The Nielsen Company, which is best known for the “Nielsen ratings” that gauge the viewing audience of television shows, is also tracking online video viewing. And well they should be, given the fact that earlier this year, Nielsen reported that “online video usage in the U.S. is up considerably from the same time last year as time spent viewing video on PC/Mac/laptops from home and work locations increased by 45 percent.” While the number of unique online video viewers increased by a modest 3.1 percent from last January, Nielsen noted that total video streams were “up 31.5 percent to 14.5 billion streams.”

It looks like those numbers are going to keep going up in 2011. Nielsen’s March numbers indicated that “all of the top 10 U.S. video brands saw an increase in unique video viewers from the previous month.”

So what are people watching online? Not surprisingly, YouTube retains a solid number-one rating in Nielsen’s numbers, and Hulu and Netflix continue to anchor the entertainment options online. But internet users are also looking for more streamed news content, Nielsen reported: “The fastest-growing among the top brands—and new to the top 10 during March—was CNN Digital Network with a 60 percent increase in unique U.S. video viewers.”

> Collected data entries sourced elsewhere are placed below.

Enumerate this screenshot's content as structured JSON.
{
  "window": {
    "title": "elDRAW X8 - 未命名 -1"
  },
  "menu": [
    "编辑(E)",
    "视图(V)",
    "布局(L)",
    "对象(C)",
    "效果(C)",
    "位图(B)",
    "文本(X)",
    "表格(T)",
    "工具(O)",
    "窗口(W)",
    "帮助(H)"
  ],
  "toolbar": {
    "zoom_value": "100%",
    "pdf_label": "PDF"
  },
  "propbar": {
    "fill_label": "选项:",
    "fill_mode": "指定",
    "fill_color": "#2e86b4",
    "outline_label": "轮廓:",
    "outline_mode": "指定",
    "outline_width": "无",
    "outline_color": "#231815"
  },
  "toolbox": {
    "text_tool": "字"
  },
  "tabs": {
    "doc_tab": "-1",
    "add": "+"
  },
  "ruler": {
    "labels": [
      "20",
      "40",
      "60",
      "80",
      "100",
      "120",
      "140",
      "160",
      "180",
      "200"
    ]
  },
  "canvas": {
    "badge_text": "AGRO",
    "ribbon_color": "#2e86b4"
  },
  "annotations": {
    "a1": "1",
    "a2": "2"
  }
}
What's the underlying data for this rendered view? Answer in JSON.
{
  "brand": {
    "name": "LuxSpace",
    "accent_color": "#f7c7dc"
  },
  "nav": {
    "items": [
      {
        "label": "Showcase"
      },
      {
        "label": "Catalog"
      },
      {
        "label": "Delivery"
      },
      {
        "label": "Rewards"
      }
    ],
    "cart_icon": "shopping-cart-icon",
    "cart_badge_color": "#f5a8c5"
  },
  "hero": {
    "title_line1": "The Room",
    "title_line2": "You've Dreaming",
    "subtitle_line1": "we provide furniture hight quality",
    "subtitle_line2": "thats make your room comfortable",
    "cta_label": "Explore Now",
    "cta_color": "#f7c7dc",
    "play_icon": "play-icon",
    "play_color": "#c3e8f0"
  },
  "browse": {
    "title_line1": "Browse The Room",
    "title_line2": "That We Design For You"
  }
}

While this boost in news viewing numbers was likely the result of interest in the earthquake and tsunami in Japan, streaming media has definitely established itself as a serious medium outside the home as well. In education, schools such as Central New Mexico Community College cite several benefits associated with streaming media, including “greater access to instructional materials at a time and place, and on a schedule that meets their needs.” It also allows students to “study at a pace that is comfortable to them—pause for research and reflection, and then replay as needed.” Streaming media also provides educators with more options for imparting knowledge before, during, and after classes.

There will soon be an opportunity to find out more about these technologies at the Streaming Media East 2011 event, to be held May 10-11 at the Hilton New York in New York City. The conference program reflects how streaming media is reshaping home viewing, education, and also the corporate space. In the latter of these applications, streaming provides another benefit—cost savings. Those interested in finding out more about this angle can attend the “Cost Savings From Enterprise Streaming: How the Conversation Has Changed” course at Streaming Media East. The session will show how “streaming can offset travel costs, outsourced services and production costs, and the opportunity costs of removing employees from the office for meetings” with firsthand examples from Fortune 500 organizations that are using streaming to support core communications, training, and educational programs and employing metrics to prove cost savings and employee engagement.

The popularity of video streaming is unquestionable, no doubt because it sure beats trying to figure out how to program the VCR.